図3 ハンチントン病遺伝子(Htt)発現量と脳障害程度の関係。Aは遺伝子Httが多く発現する脳部位(赤い部分)と既知の脳の障害程度に相関があることを示している。一方のBは病気の進行を遅らせる可能性のある遺伝子Bdnfが多く発現する脳部位(赤い部分)は、Httが多く発現(96±2.3%)していても障害の程度が低い(+)傾向にあることを示している(出所:理研Webサイト)
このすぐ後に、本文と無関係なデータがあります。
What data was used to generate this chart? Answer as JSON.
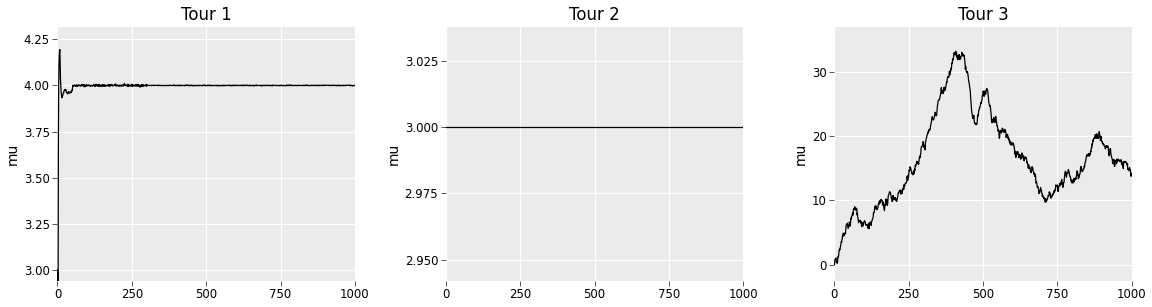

トランスクリプトームトモグラフィーで作成された3次元情報は、MRIなどの他の生物学的情報と同一の3次元空間で解析することが可能だ。特に脳科学の分野では、標準的な脳空間をWeb上に設定して、そこに多くの情報を再現することで、研究成果を統合して複雑な脳機能の理解を深めようというデジタル脳図譜作成プログラムが加速していることから、同手法を、こうした新しい脳科学研究に対して適用することで新たな発見などが期待できるという。

図4 Web上のマウス脳共通空間(WHS:Waxholm Space)でMRI画像に遺伝子発現解析を統合した図。ハンチントン病によって最も障害を受けると考えられるHtt強発現Bdnf低発現領域を、マウス脳MRI画像に基づき脳部位ごとに色分けすると(赤~青)、線条体(23)などの障害部位がどの程度含まれるかが分かる(出所:理化研Webサイト)

また、研究者が各自の研究テーマごとにトランスクリプトームデータベースを作成し、Web上に公開した標準空間にアップロードすることで、研究者間でこれらを比較検討し、解析することも可能となるという。これは、現在のゲノム解析について1次元で行われている研究を3次元に拡大するものであり、研究の相乗効果によって革新的な成果が生まれることが予想できると研究グループではコメント。さらに、同じ検体から、遺伝子以外の生体内高分子の測定も可能なため、生命現象や病気の状態を分子レベルで理解することができ、特に、疾患モデル動物などの詳細かつ網羅的な解析に応用できることから、さまざまな疾患の解明に貢献することが期待できるとしている。